Well, to make a long story short, my sister in law told us, over ice cream cake with sprinkles and crunchy, cookie insides, about an event that occurred at her office that was weighing on her mind. She has a coworker who is physically disabled, and is in a wheelchair. I don't remember if it was MS, MD or something else...regardless, the cause of the disability is inconsequential. This particular coworker has a service dog. Another co-worker, in a meeting with all the staff present, announced that they wanted to introduce everyone to the "office dog" and invited everyone to go over and pet the dog.

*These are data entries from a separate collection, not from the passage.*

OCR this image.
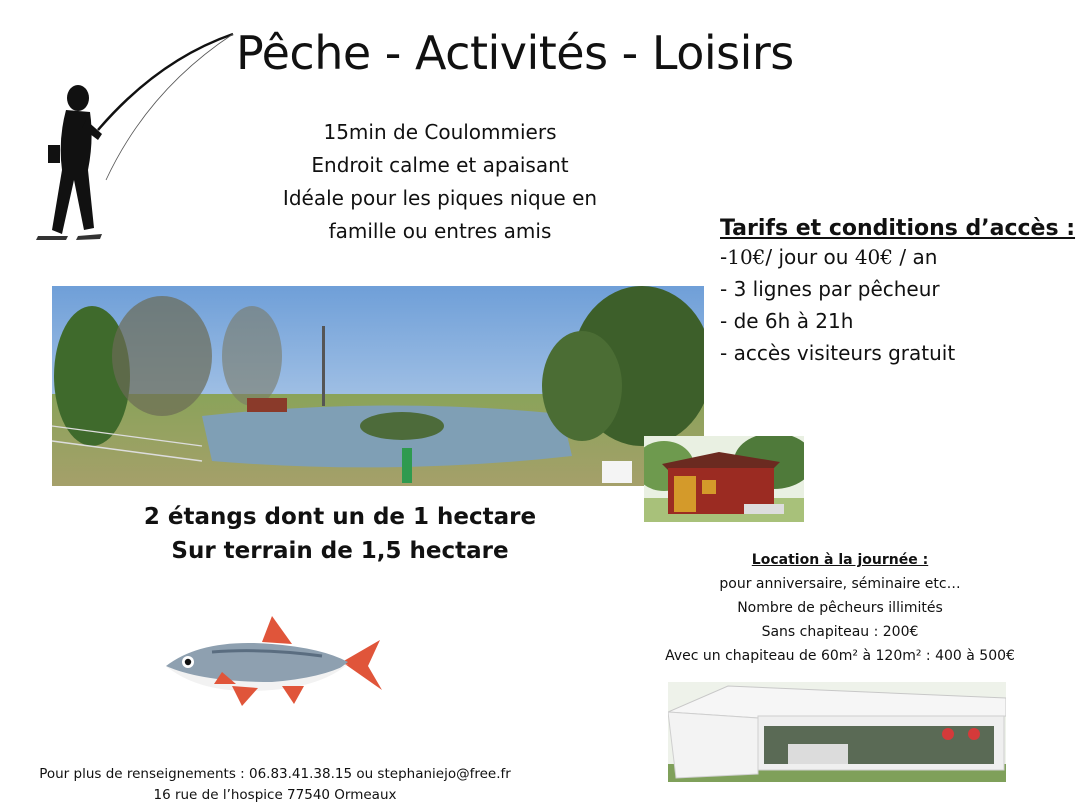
Pêche - Activités - Loisirs
15min de Coulommiers
Endroit calme et apaisant
Idéale pour les piques nique en
famille ou entres amis	Tarifs et conditions d’accès :
-10€/ jour ou 40€ / an
- 3 lignes par pêcheur
- de 6h à 21h
- accès visiteurs gratuit
2 étangs dont un de 1 hectare
Sur terrain de 1,5 hectare	Location à la journée :
pour anniversaire, séminaire etc…
Nombre de pêcheurs illimités
Sans chapiteau : 200€
Avec un chapiteau de 60m² à 120m² : 400 à 500€
Pour plus de renseignements : 06.83.41.38.15 ou stephaniejo@free.fr
16 rue de l’hospice 77540 Ormeaux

This is wrong on so very many levels. First, this person was calling attention to the fact that this person is disabled. Not cool. Second, service dogs should never be pet without first being granted permission by his/her handler. To do so can confuse the dog and make him forget that he is at work, and has a job to do. As you may or may not know, service dogs for disabled persons are highly trained, and so are the people that they are placed with. The two become a real team, one that requires strict adherence to rules, discipline, and specific reward when appropriate. The are far beyond a "pet." They are integral to a disabled person's ability to complete every day tasks that you and I may take for granted. They are working, just like you are when you punch in on that time clock, or sit down at your desk in that cubicle. They need not be distracted from the task at hand, as serious injury can occur to their human counterpart.
It is with this on my mind that I decided to post this guide to interacting with a service dog team:
Service Dog Etiquette
When you meet a person with a service dog, please remember that the dog is working. Don't do
anything to interrupt the service dog
while it is performing its tasks.
Some Rules for Interacting with People with Service Dogs.
1. Speak to the person first. Do not aim distracting or rude noises at the dog .
2. Do not touch the service dog without asking for, and receiving, permission.
3. Do not offer food to the service dog.
4. Do not ask personal questions about the handler's disability, or otherwise intrude on his
or her privacy.
5. Don't be offended if the handler does not wish to chat about the service dog.
What if you don't like dogs or are afraid of dogs?
Place yourself away from the service dog. If you are a business person, discreetly arrange for
someone else to wait on the person. You may ask the person to have the service dog lie down if
it does not interfere with its work.
What if the service dog barks, growls, or otherwise forgets its manners?
Find out what happened before taking action. Was the service dog stepped on, poked, asleep and dreaming, performing its job (some alert their owners to oncoming seizures by barking once or twice)? If the dog's behavior is disruptive or destructive, you may ask the person to remove it from the premises.
What if other people complain about the dog being present?
Explain that the service dog is medically necessary and that federal law protects
the right of the person to be accompanied by the service dog in public places.